Buckaroos are, basically, scheme runners.  They’re even faster than Silurids, with Mv 6 and Onward making up for the lack of Leap.  They can even plow right through models, though they don’t ignore terrain.  Silurids are famously fragile, though, and these guys are even moreso – one more health does not make up for the lack of Stealth.  In melee, Chum the Waters might help them stay alive a bit longer, and they do have the cute interaction of being able to Butterfly Jump through the thing that just hit them and force a test to avoid damage, but mostly you don’t want them in melee.  Ain’t My First Rodeo is a cute action, with an S tier trigger name, but giving your opponent the choice means that it’s hard to see it really working out.  And while they can drag Tide Markers around, they can’t make them.

I don’t love these guys.  Scheme running is just not really a thing you do a lot of in GG3.  This GG rewards durability and sitting in one place, two things Buckaroos are pretty bad it.  There’ll be a place for them in a new GG (or in GG All events – which are great, and which I strongly recommend), but for now they’re a bit too pricey for what you get.

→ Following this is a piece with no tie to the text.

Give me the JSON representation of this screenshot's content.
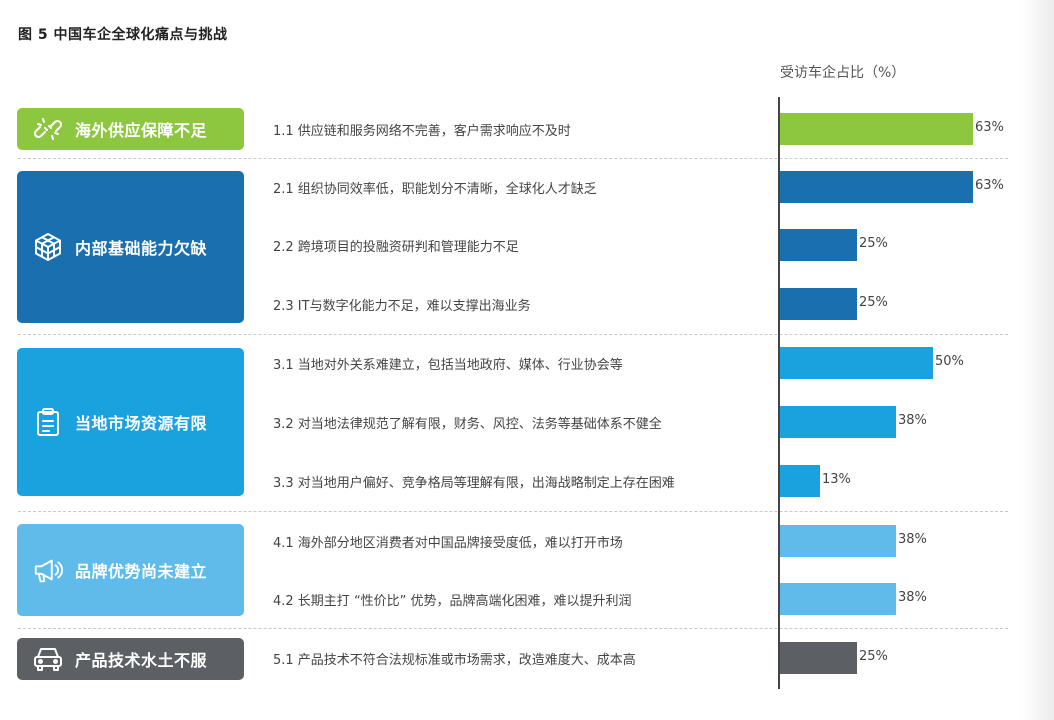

Still, there are only a couple of misses in the whole Angler keyword.  These guys are awesome!  A lot will depend on how your local meta plays Use ‘Em As Bait: if it doesn’t trigger from Tide Marker drops (i.e. Inclement Weather and Gone Fishin’), Fisherfolk probably doesn’t get there power-level-wise.  If it does, though, I think they’re very competitive.  And the title is a lot of fun… just be careful about Armor Piercing.